2. The 5-4-3-2-1 workout

The 5-4-3-2-1 workout is great for those who like variety, this workout routine including endurance work, HIIT training, and gradual climbs. You must do a 4-minute warm-up where you gradually increase the speed from 3.4 MPH to 4 MPH. Next, set the treadmill at a 2% incline and do a 5-minute workout where you gradually increase the speed from 4.4 MPH to 5.6 MPH, after which you go back to 4.4 MPH. Recover for 90 seconds at a 3.5 MPH speed without an incline. Do a 4-minute Tabata interval where you run for 20 seconds at your maximum speed and you rest for 10 seconds, repeating this routine until the time passes. Recover again for 90 seconds at 3.5 MPH without an incline. Do a 2-minute sprint and climb at 6.5 MPH with a 5% incline. Recover for 90 seconds at a 3.2 MPH speed without an incline.
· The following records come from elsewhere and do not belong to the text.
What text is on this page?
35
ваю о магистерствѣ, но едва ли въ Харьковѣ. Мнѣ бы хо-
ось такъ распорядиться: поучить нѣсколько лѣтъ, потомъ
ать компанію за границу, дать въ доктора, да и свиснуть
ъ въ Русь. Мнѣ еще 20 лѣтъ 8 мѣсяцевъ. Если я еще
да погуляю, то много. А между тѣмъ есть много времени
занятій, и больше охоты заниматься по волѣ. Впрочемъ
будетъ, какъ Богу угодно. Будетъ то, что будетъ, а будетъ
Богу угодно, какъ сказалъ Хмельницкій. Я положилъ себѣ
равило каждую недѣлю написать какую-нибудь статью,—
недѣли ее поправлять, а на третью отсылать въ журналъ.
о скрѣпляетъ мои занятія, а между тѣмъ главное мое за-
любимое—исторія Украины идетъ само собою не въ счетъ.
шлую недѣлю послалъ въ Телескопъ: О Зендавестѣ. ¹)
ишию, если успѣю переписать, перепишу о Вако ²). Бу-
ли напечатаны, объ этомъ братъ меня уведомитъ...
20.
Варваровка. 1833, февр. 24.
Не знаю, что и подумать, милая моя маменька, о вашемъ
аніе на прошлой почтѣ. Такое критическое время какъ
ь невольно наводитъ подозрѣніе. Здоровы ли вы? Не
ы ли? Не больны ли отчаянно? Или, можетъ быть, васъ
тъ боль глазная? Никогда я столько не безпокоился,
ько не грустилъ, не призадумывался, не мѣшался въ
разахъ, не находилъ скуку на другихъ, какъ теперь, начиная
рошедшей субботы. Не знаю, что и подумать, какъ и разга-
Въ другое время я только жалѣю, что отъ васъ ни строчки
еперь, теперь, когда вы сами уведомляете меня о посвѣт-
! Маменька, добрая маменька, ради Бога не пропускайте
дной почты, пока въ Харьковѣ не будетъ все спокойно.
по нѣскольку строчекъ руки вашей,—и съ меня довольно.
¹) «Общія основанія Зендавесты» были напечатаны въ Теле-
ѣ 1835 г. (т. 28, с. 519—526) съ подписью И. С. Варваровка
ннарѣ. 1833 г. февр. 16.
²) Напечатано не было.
Do a 1-minute sprint at 7 MPH. Take a 90-second recovery break where you set the treadmill at 0 incline and a speed of 3.5 MPH. Do a 30-second sprint at your maximum speed. Finally, do a 3-minute cooldown where you gradually decrease from 3.2 MPH to 2 MPH.

3. The gauntlet workout

In the gauntlet workout, you will incorporate full-body strength moves between running sets. Do a 10-minute warm-up where you walk or jog at a slow pace. Run for 1 minute at a 10 MPH speed. Afterward, get off the treadmill. Do 30 seconds of kettlebell swings, 30 seconds of push-ups, and plank for 1 minute. Now run on the treadmill for 1 minute at a 4 MPH speed. Repeat the routine 5 more times, except for the warm-up part. Finally, cool down for 5 minutes, time during which you walk or jog at a comfortable pace.